According to the report issued recently by Social Security’s trustees, the program spent $73.1 billion more last year than it took in through non‐​interest income. By 2020 this gap will grow to $108.7 billion, and surge to almost $200 billion by 2024. Overall, Social Security’s unfunded liabilities now approach $26 trillion.

Of course, some will say that there’s no reason to worry because the Social Security Trust Fund will keep the program afloat until 2034. 2034? That should be great comfort to millennials.

But even that is misleading. Any annual Social Security surpluses, when it has them, are used to purchase special issue government bonds, which became so‐​called Trust Funds to pay future benefits. Of course, once a bond was purchased, the money used to buy it became general revenue and was spent by the government. So the Trust Funds are simply an accounting measure of how much money the Social Security system is owed by the federal government. The bonds are basically IOUs.

That’s not to say that the government won’t make good on that debt. It always has and likely always will.

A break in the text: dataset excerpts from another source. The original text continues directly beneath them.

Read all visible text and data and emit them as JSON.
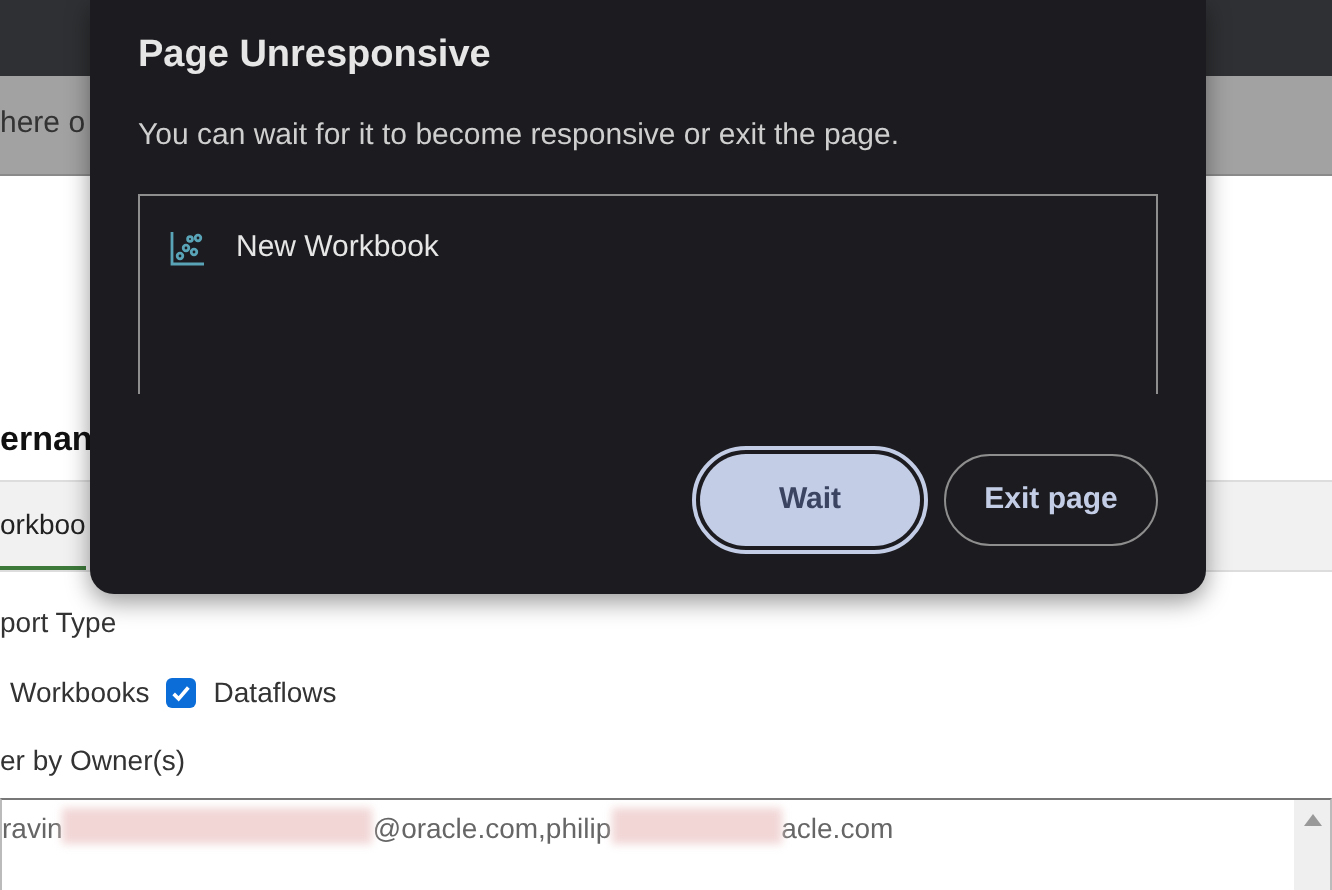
{
  "background_page": {
    "banner_text": "here o",
    "heading": "ernan",
    "tab": {
      "label": "orkboo",
      "selected": true
    },
    "export_type_label": "port Type",
    "checkboxes": [
      {
        "kind": "label",
        "label": "Workbooks"
      },
      {
        "kind": "checkbox",
        "label": "Dataflows",
        "checked": true
      }
    ],
    "owner_filter_label": "er by Owner(s)",
    "owner_field_parts": [
      {
        "kind": "text",
        "text": "ravin"
      },
      {
        "kind": "redacted"
      },
      {
        "kind": "text",
        "text": "@oracle.com,philip"
      },
      {
        "kind": "redacted"
      },
      {
        "kind": "text",
        "text": "acle.com"
      }
    ]
  },
  "dialog": {
    "title": "Page Unresponsive",
    "message": "You can wait for it to become responsive or exit the page.",
    "pages": [
      {
        "label": "New Workbook"
      }
    ],
    "buttons": [
      {
        "label": "Wait",
        "kind": "primary"
      },
      {
        "label": "Exit page",
        "kind": "secondary"
      }
    ]
  }
}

But the money needed to redeem the $2.7 trillion in assets currently in the Trust Funds comes from the government’s general revenue — that is, the taxes being paid by today’s workers. There’s no free lunch.

And, as noted, the Trust Fund will be empty by 2034. That’s the point at which Social Security will have to make do with only the tax revenue it brings in, meaning it will either have to raise payroll taxes by 30 percent or cut benefits by 21 percent, with even larger changes in later years. Welcome to retirement millennials.

Moreover, even if Social Security could pay every penny in promised benefits, it would still be a bad deal for millennials. Taxes are already so high relative to benefits that they will receive a return far below what they could have earned from investing their money privately. The tax increases or benefit cuts needed to keep Social Security solvent will just make that bad deal worse.

There is only one other answer to Social Security’s growing crisis: Let young workers who wish to get out of this pyramid scheme do so, and save a portion of their taxes for their own retirement through personal accounts. Allow that money to be invested in assets that earn a return, such as stocks, bonds, annuities and so forth.

Social Security is a horse and buggy program in an Internet era. It is time to bring it up to date. If not, one hopes millennials have a very large piggy bank.